Your Delicate Central Nervous System

As indicated, heavy metals have the capacity to infiltrate the brain. While heavy metal deposits are damaging regardless of where they are in the body, the brain is especially vulnerable. Electrical nerve impulses are constantly passing through the neurons (nerve cells) in our brains; this is how our brain cells communicate with each other, and govern the bodily processes controlled by the brain. In healthy brains, this system runs smoothly and efficiently. If, however, the neurons are surrounded by brain tissue saturated with mercury or other heavy metals, this results in an electrical short circuiting. The metals draw on the electrical impulses, like draining a battery, much like when you leave your car’s headlights on all night. When the electrical activity of our brain is “drained” by heavy metals in this manner, it disrupts the continuity of our nerve impulses. If, for example, a person has a lot of mercury in the brain, the spike of electricity running through a neuron doesn’t reach its intended destination (the adjacent neuron)—it slams into a mercury deposit instead! This is when we start to see things like depression and cognitive impairment, including confusion, overstimulation, disorientation, etc. Another issue is the interaction between the minerals involved in the nerve impulses, such as sodium, potassium, and chloride, and the heavy metals. These minerals have the ability to oxidize heavy metals, literally causing them to corrode (this is akin to the heavy metals in your brain getting rusty!). This can spread to other areas of the brain, allowing more electrical impulses to come in contact with the heavy metal oxidation, leading to even more short-circuiting, and perpetuating a vicious cycle that contributes to anxiety, depression, memory loss, emotional upheaval (e.g., flying off the handle), migraines, mood swings (i.e., extreme highs and lows), being emotionally hypersensitive, having multiple chemical sensitivities, and so on. Additionally, our neurotransmitters (the chemical substances released by nerve cells) take a huge hit, depleting our supply of important neurochemicals such as serotonin or dopamine (contributing, again, to things like anxiety and depression).
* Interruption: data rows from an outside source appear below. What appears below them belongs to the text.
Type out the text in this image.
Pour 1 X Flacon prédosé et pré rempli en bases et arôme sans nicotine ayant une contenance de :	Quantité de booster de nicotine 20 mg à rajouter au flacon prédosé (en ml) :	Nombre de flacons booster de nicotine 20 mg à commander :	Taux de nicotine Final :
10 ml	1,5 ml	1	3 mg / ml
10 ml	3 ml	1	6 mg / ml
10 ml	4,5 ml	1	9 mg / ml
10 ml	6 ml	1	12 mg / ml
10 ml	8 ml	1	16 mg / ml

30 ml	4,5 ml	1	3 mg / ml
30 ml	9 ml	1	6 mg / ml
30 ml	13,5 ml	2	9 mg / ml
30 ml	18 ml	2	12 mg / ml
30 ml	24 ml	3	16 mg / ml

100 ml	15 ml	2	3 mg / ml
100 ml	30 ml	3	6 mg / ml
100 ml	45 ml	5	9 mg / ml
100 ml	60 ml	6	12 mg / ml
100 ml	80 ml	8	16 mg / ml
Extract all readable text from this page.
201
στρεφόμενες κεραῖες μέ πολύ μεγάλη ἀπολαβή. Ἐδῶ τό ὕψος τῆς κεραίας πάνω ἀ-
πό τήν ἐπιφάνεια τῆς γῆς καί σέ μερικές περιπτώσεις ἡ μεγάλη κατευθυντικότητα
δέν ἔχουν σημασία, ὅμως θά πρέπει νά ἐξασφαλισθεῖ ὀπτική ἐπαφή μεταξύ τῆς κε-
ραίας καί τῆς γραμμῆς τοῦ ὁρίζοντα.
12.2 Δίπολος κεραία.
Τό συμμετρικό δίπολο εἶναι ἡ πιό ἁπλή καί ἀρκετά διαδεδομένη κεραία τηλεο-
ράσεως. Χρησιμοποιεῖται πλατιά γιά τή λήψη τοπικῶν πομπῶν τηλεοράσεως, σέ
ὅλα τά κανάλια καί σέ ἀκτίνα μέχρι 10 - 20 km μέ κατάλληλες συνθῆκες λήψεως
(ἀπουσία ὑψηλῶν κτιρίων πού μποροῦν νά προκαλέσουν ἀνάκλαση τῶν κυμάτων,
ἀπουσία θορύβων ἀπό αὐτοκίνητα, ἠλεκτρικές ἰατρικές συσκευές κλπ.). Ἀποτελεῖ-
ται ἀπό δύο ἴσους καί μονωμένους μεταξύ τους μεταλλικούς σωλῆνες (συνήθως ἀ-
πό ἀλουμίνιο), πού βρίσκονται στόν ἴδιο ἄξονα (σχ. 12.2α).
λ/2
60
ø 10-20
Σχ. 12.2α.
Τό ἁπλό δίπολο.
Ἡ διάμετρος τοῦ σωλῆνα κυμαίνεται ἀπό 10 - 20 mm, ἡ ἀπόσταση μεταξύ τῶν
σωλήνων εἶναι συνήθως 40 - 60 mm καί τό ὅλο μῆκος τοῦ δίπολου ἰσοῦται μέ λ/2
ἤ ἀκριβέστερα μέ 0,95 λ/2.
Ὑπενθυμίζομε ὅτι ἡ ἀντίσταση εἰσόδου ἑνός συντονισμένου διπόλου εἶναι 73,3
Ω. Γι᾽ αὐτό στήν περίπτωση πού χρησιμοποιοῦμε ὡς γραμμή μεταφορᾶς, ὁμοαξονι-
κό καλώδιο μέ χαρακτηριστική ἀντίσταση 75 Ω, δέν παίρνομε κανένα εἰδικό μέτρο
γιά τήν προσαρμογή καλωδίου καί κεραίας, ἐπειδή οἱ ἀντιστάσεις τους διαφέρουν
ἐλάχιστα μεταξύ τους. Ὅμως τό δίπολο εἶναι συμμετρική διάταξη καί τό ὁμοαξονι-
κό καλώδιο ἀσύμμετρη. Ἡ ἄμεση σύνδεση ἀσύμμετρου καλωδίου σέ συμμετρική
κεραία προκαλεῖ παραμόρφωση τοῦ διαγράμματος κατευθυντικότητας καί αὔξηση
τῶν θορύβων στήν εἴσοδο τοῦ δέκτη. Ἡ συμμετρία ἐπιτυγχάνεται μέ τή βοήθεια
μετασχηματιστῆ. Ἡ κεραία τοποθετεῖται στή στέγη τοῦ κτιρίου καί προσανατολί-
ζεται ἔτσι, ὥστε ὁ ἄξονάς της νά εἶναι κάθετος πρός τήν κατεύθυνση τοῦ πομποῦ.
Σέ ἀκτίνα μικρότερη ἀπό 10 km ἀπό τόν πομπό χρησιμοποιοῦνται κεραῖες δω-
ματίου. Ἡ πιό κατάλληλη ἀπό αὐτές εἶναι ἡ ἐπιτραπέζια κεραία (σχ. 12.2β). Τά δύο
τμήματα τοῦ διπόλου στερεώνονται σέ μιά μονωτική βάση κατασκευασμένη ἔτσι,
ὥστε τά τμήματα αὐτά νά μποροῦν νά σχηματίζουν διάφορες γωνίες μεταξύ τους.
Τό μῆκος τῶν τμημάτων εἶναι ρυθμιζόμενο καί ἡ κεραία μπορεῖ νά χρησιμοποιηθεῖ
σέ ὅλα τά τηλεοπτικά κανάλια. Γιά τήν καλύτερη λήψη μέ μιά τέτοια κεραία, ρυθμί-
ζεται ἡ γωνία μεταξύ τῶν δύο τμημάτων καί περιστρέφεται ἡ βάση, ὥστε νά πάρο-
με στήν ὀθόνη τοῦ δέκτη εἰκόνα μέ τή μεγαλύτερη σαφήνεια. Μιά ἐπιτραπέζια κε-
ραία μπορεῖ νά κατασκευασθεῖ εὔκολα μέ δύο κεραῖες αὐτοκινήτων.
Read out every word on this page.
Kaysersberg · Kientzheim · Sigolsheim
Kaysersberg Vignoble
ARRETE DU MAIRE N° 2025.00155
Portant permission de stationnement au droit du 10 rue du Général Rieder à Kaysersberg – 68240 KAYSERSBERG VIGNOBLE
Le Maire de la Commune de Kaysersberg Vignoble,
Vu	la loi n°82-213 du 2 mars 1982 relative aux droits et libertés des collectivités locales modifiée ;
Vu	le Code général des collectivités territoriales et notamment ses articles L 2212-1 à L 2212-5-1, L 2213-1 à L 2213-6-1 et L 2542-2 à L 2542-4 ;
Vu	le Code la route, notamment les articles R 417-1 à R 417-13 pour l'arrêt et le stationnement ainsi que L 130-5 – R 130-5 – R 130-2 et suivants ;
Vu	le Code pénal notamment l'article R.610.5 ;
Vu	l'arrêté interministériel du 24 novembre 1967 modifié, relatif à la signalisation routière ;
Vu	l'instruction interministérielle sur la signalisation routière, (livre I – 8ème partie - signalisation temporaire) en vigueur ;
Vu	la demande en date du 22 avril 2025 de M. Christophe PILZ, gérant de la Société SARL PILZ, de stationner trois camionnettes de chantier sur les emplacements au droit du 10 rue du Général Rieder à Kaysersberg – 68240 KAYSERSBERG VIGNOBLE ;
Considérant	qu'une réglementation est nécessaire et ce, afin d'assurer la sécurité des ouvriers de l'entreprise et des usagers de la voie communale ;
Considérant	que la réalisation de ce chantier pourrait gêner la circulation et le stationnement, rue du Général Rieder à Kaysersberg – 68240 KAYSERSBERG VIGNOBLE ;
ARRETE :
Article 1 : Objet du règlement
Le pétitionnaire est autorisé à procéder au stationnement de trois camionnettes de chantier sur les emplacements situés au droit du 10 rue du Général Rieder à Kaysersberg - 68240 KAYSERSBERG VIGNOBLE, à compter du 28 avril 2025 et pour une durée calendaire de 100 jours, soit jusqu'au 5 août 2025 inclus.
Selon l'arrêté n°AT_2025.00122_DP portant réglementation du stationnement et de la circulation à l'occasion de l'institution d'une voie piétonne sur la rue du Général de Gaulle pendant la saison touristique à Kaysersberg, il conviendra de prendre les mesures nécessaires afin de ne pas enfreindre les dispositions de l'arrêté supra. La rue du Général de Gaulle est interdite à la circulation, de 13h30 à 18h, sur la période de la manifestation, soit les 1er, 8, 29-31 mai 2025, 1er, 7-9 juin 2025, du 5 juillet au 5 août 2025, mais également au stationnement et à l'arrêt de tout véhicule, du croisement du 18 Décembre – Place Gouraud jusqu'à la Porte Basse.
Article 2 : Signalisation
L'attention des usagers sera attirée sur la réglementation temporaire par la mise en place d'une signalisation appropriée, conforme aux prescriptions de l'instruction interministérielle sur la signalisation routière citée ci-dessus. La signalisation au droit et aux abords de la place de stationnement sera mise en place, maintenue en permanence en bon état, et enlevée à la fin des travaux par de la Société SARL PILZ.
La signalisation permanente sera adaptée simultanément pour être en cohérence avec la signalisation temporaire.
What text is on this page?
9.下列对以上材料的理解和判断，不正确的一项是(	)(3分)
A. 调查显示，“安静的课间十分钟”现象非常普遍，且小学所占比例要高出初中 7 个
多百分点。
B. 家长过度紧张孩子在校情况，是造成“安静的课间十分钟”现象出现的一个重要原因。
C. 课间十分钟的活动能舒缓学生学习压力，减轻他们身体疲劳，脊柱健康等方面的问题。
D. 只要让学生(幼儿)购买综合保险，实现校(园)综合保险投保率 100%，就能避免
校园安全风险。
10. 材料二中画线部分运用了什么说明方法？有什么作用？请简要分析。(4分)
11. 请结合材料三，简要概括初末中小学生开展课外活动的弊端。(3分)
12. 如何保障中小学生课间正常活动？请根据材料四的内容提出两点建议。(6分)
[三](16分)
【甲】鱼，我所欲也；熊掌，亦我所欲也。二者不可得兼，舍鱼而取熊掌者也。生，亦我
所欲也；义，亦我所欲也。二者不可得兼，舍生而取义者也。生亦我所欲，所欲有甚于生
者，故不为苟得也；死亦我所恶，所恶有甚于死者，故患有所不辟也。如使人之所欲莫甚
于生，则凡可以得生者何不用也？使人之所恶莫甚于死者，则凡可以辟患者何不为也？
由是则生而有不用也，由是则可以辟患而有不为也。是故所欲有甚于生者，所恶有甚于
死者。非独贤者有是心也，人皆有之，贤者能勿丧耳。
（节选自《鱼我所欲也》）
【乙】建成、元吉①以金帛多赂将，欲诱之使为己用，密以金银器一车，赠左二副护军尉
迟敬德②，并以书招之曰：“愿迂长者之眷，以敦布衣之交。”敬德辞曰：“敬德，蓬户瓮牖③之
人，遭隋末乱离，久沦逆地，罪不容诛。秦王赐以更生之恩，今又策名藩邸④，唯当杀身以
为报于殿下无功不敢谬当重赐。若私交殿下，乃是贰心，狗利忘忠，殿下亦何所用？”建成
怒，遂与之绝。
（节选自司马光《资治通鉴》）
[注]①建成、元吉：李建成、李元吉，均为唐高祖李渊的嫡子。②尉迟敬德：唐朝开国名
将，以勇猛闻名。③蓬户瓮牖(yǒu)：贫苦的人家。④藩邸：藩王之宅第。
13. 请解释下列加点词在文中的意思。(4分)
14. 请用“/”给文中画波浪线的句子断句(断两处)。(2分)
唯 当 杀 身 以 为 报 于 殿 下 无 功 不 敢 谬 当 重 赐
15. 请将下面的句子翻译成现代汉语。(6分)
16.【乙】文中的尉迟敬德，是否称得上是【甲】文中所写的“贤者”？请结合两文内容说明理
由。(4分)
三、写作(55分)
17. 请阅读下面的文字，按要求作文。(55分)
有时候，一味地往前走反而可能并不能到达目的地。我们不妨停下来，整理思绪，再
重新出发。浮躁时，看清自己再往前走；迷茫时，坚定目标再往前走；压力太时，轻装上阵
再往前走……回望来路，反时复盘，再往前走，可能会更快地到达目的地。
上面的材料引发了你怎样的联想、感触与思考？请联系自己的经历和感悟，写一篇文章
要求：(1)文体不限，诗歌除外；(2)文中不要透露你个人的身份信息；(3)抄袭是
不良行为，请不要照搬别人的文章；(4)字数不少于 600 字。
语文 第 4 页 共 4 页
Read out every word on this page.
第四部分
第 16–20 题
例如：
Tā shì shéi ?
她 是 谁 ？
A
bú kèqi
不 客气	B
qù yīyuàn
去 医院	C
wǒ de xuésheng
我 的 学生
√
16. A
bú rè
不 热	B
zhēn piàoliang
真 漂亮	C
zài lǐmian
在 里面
“If the neurons are surrounded by brain tissue saturated with mercury or other heavy metals, this results in an electrical short circuiting. The metals draw on the electrical impulses, like draining a battery, much like when you leave your car’s headlights on all night.”

Heavy metals may already be on your radar. If so, perhaps you have tried chelation therapy (a procedure involving the administration of substances designed to remove heavy metals from the body; chelation means “to grab” or to “bind”), or you may have experimented with supplements or foods renowned for their ability to remove heavy metals. If the latter approach didn’t seem to work for you, it may be because you were using only one or two supplements or foods to try to remove the heavy metals. The truth is, most foods that can help get heavy metals out of your body need a helping hand, and work better as a team. This is why the best approach for heavy metal detox is to use not one but several different detoxifying foods together. The process is a lot like passing a football (the heavy metals are the football, metal-grabbing foods are the teammates, and the finish line represents elimination of waste). Even the fastest running backs can’t take the football to the finish line on their own—they need their teammates to block for them along the way. Because heavy metals have a long and intricate path to traverse before they get expelled from the body, a team of one simply won’t cut it. With a team effort, if the ball gets dropped along the way (i.e., the toxic heavy metals get dropped during the lengthy trip out of your body), the other team members are ready and waiting to pick it up and continue the journey toward the finish line. All the teammates have to work together, passing the ball to the next player, for the process to work.